Depreciation of US Dollars



The depreciation of currency is due to various economic factors and cant be manipulated by other foreign nations as claimed government of USA.

Since many years with the start of Bush era (2001) USA is running large trade deficits and the Iraq war was the main reason for large government expenses in US military leading to budget deficits and further trade deficits. Trade deficits because foreign countries (China & Japan etc) contributed to large inflows in USA in exchange of US treasuries.

The Debt to GDP ratio increased further since 2003 and was about 0.4 i.e about 40%. Obama government introduced mediclaim & mediaid bills in 2010 and it is predicted that this bill will have large contribution of government expenses and so will rise the government expenses and US dept is predicted at about 53 trillorn dollars in 2014 leading to large trade deficit and depreciation of US dollars.

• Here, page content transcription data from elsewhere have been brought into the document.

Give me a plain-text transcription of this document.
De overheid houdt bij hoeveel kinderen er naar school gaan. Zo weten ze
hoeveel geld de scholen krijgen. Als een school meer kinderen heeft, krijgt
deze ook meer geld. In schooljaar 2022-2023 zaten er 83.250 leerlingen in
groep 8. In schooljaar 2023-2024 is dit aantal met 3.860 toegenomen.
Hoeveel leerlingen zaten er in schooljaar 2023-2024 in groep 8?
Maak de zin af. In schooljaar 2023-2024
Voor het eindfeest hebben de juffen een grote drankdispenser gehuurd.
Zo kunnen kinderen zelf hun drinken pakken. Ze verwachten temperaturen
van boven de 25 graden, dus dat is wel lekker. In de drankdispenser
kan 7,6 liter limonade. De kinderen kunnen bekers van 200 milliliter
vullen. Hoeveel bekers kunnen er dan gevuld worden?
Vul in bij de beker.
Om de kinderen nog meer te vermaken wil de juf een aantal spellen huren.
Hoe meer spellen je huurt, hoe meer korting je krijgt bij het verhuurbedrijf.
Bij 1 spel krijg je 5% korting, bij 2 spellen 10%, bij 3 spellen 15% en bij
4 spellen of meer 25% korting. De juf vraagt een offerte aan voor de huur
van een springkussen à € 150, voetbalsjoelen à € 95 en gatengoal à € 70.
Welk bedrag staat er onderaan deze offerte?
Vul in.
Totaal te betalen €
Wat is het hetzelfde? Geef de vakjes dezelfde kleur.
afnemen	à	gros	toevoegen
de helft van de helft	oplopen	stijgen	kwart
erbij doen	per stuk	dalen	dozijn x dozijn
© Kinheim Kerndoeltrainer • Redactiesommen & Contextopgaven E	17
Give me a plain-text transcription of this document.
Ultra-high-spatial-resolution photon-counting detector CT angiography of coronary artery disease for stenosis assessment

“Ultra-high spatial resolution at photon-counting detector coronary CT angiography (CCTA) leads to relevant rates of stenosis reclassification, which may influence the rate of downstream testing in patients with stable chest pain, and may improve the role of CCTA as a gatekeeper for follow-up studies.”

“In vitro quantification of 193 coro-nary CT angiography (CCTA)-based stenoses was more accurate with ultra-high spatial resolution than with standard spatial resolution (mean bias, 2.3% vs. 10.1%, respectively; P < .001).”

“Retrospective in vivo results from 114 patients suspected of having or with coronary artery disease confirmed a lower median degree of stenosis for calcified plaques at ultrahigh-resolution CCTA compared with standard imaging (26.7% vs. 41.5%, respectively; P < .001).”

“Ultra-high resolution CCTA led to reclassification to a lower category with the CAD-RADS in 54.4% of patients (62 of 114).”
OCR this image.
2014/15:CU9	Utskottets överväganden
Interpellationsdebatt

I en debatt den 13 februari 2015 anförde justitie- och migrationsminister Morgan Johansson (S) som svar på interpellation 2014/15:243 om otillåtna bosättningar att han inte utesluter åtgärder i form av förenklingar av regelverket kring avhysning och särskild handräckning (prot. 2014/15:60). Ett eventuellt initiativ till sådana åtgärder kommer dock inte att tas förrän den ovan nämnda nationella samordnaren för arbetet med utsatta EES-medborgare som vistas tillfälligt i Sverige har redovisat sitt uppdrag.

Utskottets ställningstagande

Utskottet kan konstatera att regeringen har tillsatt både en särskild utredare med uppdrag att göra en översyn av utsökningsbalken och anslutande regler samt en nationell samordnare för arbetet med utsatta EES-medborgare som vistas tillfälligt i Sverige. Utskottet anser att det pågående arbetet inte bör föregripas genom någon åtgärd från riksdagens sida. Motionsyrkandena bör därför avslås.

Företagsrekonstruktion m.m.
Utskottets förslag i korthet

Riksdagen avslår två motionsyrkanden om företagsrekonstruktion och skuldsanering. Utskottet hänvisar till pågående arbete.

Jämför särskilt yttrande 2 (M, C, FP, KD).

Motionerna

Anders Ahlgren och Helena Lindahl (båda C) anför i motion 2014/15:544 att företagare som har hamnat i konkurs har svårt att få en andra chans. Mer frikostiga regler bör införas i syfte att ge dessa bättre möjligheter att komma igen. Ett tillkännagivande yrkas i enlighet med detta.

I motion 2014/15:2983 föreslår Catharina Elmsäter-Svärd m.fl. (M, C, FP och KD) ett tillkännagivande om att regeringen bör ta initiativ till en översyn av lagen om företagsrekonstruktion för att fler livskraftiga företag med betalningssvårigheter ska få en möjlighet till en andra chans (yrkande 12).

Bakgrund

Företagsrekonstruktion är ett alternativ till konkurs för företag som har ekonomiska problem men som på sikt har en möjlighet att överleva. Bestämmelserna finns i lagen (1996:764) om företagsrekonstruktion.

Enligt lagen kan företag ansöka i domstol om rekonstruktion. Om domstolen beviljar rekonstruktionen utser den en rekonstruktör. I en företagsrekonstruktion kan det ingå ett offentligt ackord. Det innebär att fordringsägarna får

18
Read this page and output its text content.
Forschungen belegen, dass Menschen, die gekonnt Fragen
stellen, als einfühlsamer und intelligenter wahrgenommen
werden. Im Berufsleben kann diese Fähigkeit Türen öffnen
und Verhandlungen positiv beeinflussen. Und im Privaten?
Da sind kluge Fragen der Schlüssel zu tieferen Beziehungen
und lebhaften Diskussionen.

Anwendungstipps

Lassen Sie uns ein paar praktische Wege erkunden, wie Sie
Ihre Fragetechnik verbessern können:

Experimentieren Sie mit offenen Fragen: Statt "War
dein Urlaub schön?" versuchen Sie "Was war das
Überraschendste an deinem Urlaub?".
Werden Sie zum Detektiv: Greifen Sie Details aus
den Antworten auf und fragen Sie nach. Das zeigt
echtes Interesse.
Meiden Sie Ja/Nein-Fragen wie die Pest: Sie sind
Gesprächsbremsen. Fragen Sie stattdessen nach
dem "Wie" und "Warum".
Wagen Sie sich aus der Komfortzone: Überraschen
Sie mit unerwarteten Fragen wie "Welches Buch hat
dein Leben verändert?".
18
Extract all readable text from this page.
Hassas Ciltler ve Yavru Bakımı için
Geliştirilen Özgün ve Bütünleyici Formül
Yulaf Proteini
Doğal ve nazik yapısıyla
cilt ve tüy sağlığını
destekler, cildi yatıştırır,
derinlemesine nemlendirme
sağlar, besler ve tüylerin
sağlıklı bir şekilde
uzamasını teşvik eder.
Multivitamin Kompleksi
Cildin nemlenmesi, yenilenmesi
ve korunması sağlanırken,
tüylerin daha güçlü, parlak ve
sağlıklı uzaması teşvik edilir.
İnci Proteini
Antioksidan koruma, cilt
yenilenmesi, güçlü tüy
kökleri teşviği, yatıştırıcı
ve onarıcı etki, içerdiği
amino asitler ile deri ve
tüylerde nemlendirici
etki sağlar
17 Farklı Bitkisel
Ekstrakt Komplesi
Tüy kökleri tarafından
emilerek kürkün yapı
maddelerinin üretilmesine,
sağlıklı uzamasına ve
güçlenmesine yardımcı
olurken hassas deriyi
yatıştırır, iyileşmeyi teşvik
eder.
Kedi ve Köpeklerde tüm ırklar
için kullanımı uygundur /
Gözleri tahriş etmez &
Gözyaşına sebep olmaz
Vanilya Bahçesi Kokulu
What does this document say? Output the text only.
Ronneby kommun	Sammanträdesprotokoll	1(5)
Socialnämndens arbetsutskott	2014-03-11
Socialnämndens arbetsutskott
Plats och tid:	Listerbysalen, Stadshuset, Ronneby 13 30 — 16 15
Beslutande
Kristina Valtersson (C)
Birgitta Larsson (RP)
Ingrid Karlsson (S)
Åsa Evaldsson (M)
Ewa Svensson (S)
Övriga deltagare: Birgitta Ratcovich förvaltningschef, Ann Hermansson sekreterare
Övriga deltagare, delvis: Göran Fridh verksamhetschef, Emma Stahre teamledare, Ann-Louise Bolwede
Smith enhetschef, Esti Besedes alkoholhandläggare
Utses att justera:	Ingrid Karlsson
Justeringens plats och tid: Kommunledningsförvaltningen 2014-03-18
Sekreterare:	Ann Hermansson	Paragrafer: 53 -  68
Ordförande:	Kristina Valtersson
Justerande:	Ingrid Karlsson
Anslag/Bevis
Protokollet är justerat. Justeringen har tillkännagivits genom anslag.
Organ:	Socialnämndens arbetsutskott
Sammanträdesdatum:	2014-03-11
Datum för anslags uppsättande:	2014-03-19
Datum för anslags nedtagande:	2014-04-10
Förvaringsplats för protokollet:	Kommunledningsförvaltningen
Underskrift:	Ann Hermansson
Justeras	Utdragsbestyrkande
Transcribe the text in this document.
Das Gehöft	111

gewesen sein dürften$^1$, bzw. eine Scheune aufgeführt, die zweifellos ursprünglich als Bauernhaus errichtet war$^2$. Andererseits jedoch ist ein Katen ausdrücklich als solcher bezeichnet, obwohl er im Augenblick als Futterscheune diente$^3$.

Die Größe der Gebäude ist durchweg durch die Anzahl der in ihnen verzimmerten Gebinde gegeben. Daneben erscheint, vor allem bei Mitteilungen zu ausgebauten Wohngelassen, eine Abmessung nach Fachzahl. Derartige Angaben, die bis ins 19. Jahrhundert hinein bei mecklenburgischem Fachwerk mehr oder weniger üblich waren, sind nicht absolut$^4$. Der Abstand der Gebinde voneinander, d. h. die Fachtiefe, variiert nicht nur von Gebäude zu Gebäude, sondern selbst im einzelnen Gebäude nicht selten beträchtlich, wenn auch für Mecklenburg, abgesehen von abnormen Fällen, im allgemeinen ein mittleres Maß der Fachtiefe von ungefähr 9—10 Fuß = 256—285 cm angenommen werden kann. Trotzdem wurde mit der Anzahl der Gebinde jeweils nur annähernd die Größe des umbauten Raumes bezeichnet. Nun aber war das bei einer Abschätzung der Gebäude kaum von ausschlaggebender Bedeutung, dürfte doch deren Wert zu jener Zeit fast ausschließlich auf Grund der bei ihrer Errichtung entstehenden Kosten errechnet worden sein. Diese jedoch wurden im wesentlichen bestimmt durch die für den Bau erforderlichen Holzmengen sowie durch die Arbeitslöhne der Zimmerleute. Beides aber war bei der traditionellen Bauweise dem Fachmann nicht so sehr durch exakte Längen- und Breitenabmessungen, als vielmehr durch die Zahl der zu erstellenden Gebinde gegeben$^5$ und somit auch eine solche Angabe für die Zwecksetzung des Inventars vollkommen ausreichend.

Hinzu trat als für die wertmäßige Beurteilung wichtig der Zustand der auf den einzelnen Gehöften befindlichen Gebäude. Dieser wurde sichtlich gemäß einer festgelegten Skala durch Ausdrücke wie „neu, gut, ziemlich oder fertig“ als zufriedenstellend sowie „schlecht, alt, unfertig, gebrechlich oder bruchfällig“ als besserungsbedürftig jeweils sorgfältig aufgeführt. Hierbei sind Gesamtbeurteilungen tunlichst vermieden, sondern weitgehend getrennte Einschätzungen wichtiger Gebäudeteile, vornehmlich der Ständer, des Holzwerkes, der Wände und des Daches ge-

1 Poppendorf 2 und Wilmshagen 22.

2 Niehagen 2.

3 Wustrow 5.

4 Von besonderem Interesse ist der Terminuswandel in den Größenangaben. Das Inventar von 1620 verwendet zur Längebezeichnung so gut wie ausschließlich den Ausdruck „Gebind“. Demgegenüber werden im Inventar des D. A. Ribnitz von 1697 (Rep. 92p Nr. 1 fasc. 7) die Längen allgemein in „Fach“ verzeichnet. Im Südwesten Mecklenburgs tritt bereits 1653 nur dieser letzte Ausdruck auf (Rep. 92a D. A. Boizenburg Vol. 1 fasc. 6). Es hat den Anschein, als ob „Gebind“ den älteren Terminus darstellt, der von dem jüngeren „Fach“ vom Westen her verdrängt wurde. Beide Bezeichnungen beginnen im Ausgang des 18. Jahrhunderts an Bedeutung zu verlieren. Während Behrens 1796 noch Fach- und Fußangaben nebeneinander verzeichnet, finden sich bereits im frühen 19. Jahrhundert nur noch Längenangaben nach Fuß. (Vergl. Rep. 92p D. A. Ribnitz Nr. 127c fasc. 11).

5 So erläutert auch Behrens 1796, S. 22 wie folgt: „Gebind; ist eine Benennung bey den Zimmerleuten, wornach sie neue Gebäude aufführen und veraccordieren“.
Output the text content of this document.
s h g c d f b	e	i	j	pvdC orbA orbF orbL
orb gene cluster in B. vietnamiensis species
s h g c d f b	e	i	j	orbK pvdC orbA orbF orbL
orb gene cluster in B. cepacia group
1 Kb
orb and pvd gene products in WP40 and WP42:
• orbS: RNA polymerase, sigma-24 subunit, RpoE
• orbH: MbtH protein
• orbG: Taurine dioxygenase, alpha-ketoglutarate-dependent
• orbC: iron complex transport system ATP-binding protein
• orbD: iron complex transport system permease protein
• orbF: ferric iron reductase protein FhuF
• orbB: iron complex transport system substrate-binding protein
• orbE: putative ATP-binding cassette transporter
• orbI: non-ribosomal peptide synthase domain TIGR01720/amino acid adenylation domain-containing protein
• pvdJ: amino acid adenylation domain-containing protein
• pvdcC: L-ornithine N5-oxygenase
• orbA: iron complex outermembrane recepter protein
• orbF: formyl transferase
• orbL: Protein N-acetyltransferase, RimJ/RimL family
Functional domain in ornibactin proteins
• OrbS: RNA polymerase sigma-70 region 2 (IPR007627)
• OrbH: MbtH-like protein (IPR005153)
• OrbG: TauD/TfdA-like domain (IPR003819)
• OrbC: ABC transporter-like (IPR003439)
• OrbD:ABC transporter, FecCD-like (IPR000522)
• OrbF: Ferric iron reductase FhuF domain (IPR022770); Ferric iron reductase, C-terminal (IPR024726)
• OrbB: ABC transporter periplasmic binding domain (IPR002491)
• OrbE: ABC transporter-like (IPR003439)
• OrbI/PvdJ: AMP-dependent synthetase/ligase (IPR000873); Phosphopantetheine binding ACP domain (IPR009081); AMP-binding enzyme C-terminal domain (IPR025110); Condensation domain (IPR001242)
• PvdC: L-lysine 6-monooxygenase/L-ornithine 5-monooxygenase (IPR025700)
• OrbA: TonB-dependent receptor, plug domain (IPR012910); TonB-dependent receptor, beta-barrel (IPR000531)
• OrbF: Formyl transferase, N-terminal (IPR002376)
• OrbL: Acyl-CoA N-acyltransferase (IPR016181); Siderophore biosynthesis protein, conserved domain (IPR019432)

 Predicted Debt to GDP ratio
2050 - 100% (the worst situation happened during World war II)
2070 - 200%

Rise in debt will cause large trade deficits and depreciaiton of US dollars. The question is how would other countries get affected with rise in trade deficits of USA, the answer is as simple as the next currency bubble is surrounding China.

China is buying Gold and hedgeing with deppreciation in US Dollars and so the price of gold will rise till then. But there is always a saturation point for rise in gold prices where other investors will sell Gold due to fall in supply. 

So never buy Gold after it crosses $1600 an ounce because it would be forced to fall from this level.